As with email, when contacting a source via telephone, it is important to not read directly from a script. It is often helpful to have a separate list of statements and facts ready when you call the source, rather than working from the main document. Always introduce yourself and let the source know why you are calling (to verify facts for a publication, radio program, etc.). If a source becomes upset about how a direct quotation seems to portray the speaker, be calm and courteous, but do not offer to change the article. Focus on the content (the fact are you trying to verify) of the statement, rather than the context (how that fact fits into the script as a whole).

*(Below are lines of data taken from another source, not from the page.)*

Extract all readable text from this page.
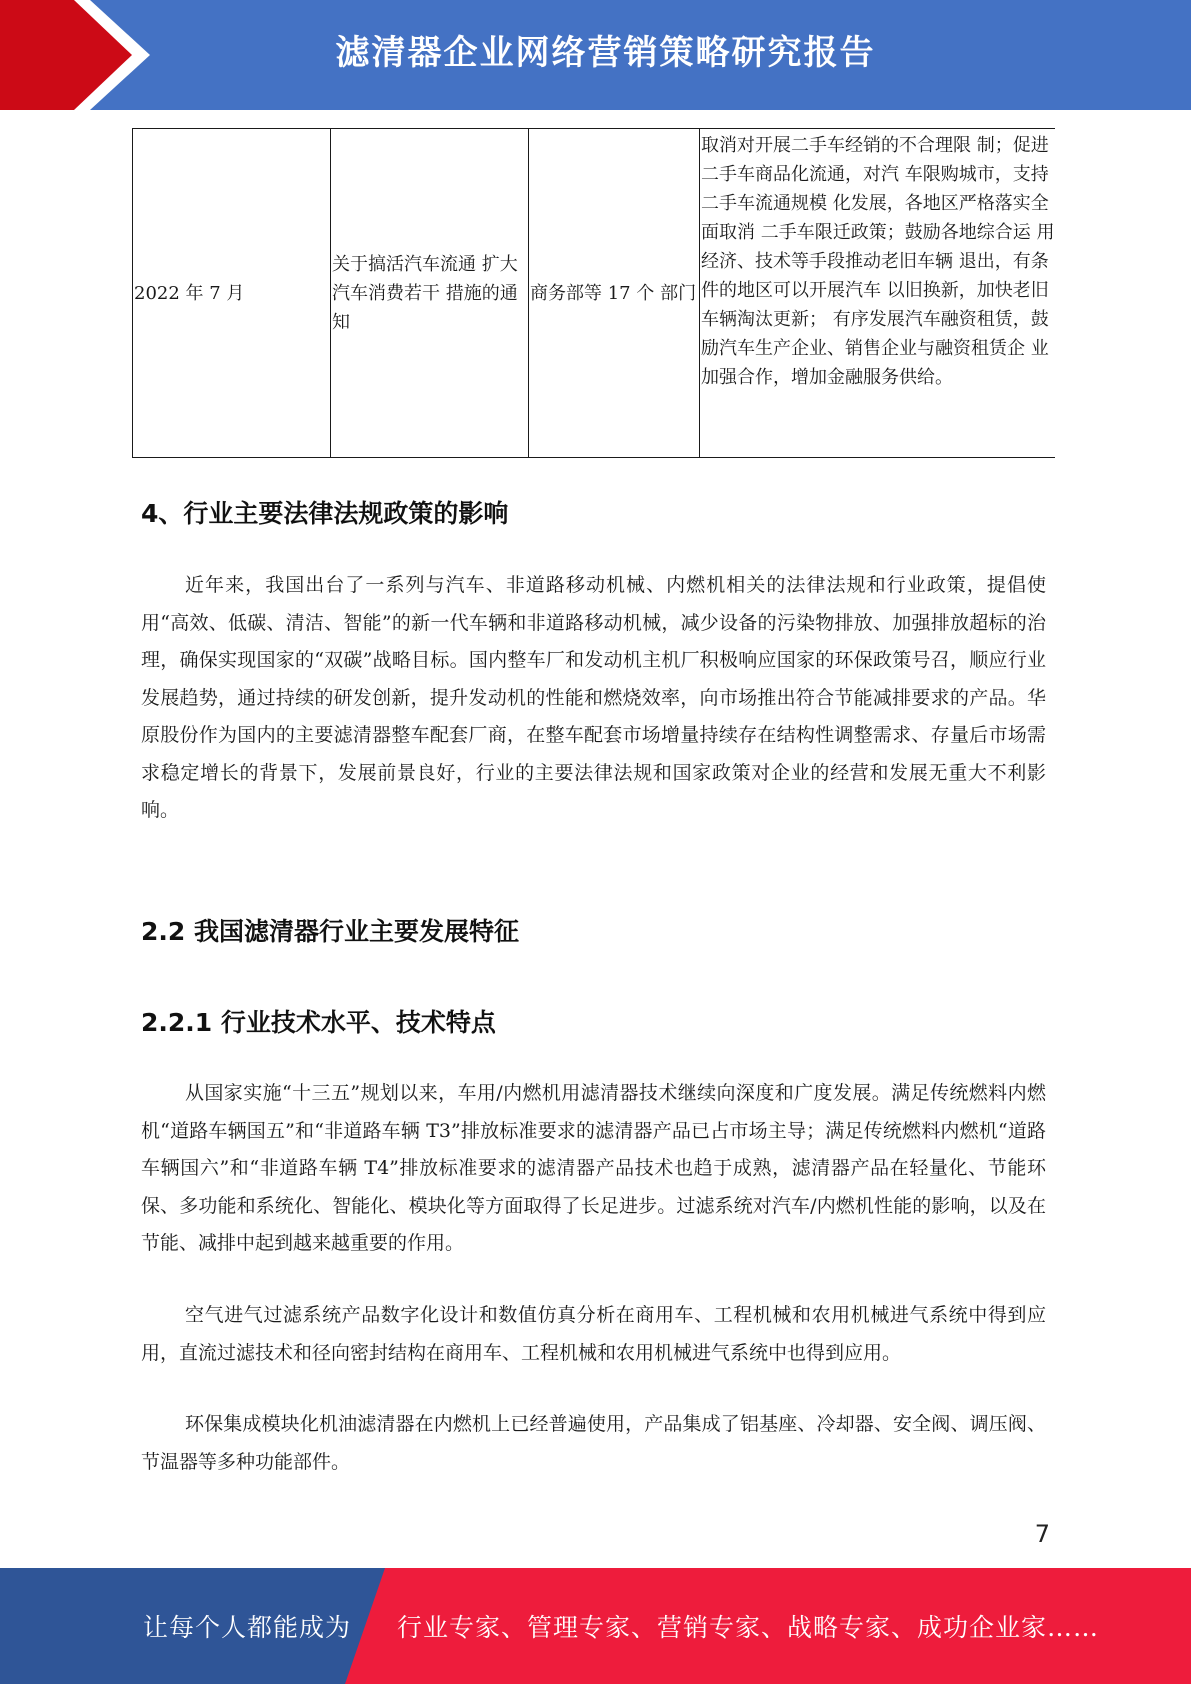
滤清器企业网络营销策略研究报告
2022 年 7 月	关于搞活汽车流通 扩大汽车消费若干 措施的通知	商务部等 17 个 部门	取消对开展二手车经销的不合理限 制；促进二手车商品化流通，对汽 车限购城市，支持二手车流通规模 化发展，各地区严格落实全面取消 二手车限迁政策；鼓励各地综合运 用经济、技术等手段推动老旧车辆 退出，有条件的地区可以开展汽车 以旧换新，加快老旧车辆淘汰更新； 有序发展汽车融资租赁，鼓励汽车生产企业、销售企业与融资租赁企 业加强合作，增加金融服务供给。
4、行业主要法律法规政策的影响

近年来，我国出台了一系列与汽车、非道路移动机械、内燃机相关的法律法规和行业政策，提倡使用“高效、低碳、清洁、智能”的新一代车辆和非道路移动机械，减少设备的污染物排放、加强排放超标的治理，确保实现国家的“双碳”战略目标。国内整车厂和发动机主机厂积极响应国家的环保政策号召，顺应行业发展趋势，通过持续的研发创新，提升发动机的性能和燃烧效率，向市场推出符合节能减排要求的产品。华原股份作为国内的主要滤清器整车配套厂商，在整车配套市场增量持续存在结构性调整需求、存量后市场需求稳定增长的背景下，发展前景良好，行业的主要法律法规和国家政策对企业的经营和发展无重大不利影响。

2.2 我国滤清器行业主要发展特征
2.2.1 行业技术水平、技术特点

从国家实施“十三五”规划以来，车用/内燃机用滤清器技术继续向深度和广度发展。满足传统燃料内燃机“道路车辆国五”和“非道路车辆 T3”排放标准要求的滤清器产品已占市场主导；满足传统燃料内燃机“道路车辆国六”和“非道路车辆 T4”排放标准要求的滤清器产品技术也趋于成熟，滤清器产品在轻量化、节能环保、多功能和系统化、智能化、模块化等方面取得了长足进步。过滤系统对汽车/内燃机性能的影响，以及在节能、减排中起到越来越重要的作用。

空气进气过滤系统产品数字化设计和数值仿真分析在商用车、工程机械和农用机械进气系统中得到应用，直流过滤技术和径向密封结构在商用车、工程机械和农用机械进气系统中也得到应用。

环保集成模块化机油滤清器在内燃机上已经普遍使用，产品集成了铝基座、冷却器、安全阀、调压阀、节温器等多种功能部件。

7
让每个人都能成为 行业专家、管理专家、营销专家、战略专家、成功企业家……
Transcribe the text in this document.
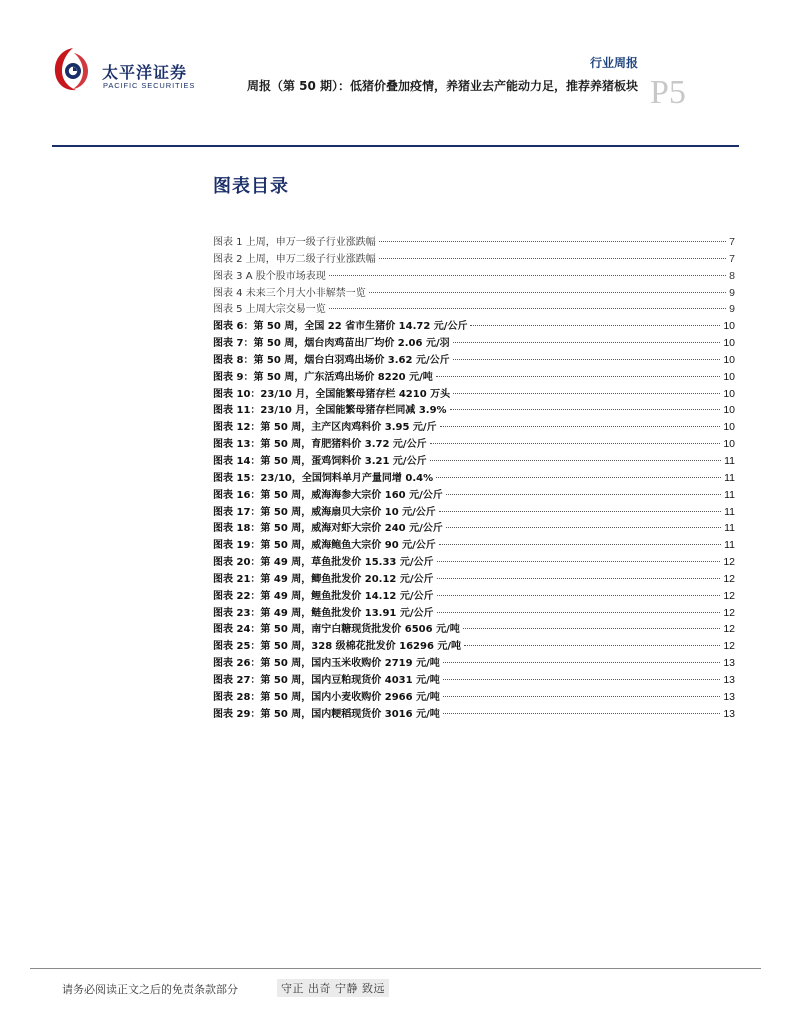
太平洋证券
PACIFIC SECURITIES
行业周报
周报（第 50 期）：低猪价叠加疫情，养猪业去产能动力足，推荐养猪板块 P5
图表目录
图表 1 上周，申万一级子行业涨跌幅	7
图表 2 上周，申万二级子行业涨跌幅	7
图表 3 A 股个股市场表现	8
图表 4 未来三个月大小非解禁一览	9
图表 5 上周大宗交易一览	9
图表 6：第 50 周，全国 22 省市生猪价 14.72 元/公斤	10
图表 7：第 50 周，烟台肉鸡苗出厂均价 2.06 元/羽	10
图表 8：第 50 周，烟台白羽鸡出场价 3.62 元/公斤	10
图表 9：第 50 周，广东活鸡出场价 8220 元/吨	10
图表 10：23/10 月，全国能繁母猪存栏 4210 万头	10
图表 11：23/10 月，全国能繁母猪存栏同减 3.9%	10
图表 12：第 50 周，主产区肉鸡料价 3.95 元/斤	10
图表 13：第 50 周，育肥猪料价 3.72 元/公斤	10
图表 14：第 50 周，蛋鸡饲料价 3.21 元/公斤	11
图表 15：23/10，全国饲料单月产量同增 0.4%	11
图表 16：第 50 周，威海海参大宗价 160 元/公斤	11
图表 17：第 50 周，威海扇贝大宗价 10 元/公斤	11
图表 18：第 50 周，威海对虾大宗价 240 元/公斤	11
图表 19：第 50 周，威海鲍鱼大宗价 90 元/公斤	11
图表 20：第 49 周，草鱼批发价 15.33 元/公斤	12
图表 21：第 49 周，鲫鱼批发价 20.12 元/公斤	12
图表 22：第 49 周，鲤鱼批发价 14.12 元/公斤	12
图表 23：第 49 周，鲢鱼批发价 13.91 元/公斤	12
图表 24：第 50 周，南宁白糖现货批发价 6506 元/吨	12
图表 25：第 50 周，328 级棉花批发价 16296 元/吨	12
图表 26：第 50 周，国内玉米收购价 2719 元/吨	13
图表 27：第 50 周，国内豆粕现货价 4031 元/吨	13
图表 28：第 50 周，国内小麦收购价 2966 元/吨	13
图表 29：第 50 周，国内粳稻现货价 3016 元/吨	13
请务必阅读正文之后的免责条款部分	守正 出奇 宁静 致远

Although you are only verifying facts, not doing original research, it might be helpful to refer to the "How to Talk to a Scientist" tip sheet on the Science Literacy Project Web site.
Using E-mail and the Telephone at a Glance:
Additional Fact-Check Resources
When verifications and corrections come back, it is up to the fact-checker to confirm if a fact has been verified. Indicate all facts that have been verified (you will need to check with the author to see how they want you to indicate this on the document). Always include detailed notes about how and when you verified a fact (did you use a Web search? Telephone conversation with researcher? When did you access the government Web site?). So what do you do if you find a discrepancy? When you find an inaccuracy, cross it out in the text and indicate what is accurate. Don’t just find a problem; solve it (for example, don't just indicate that a number is wrong, find the correct number). A fact-checker's comments should be few and concise. Remember, you are not adding additional information to the document; you are verifying what is already there.
Fact-checking is an essential part of science journalism, so it is important to stay organized and meet your deadlines. Your careful attention to detail and verification of facts will help get accurate information about sometimes complicated topics out to the public!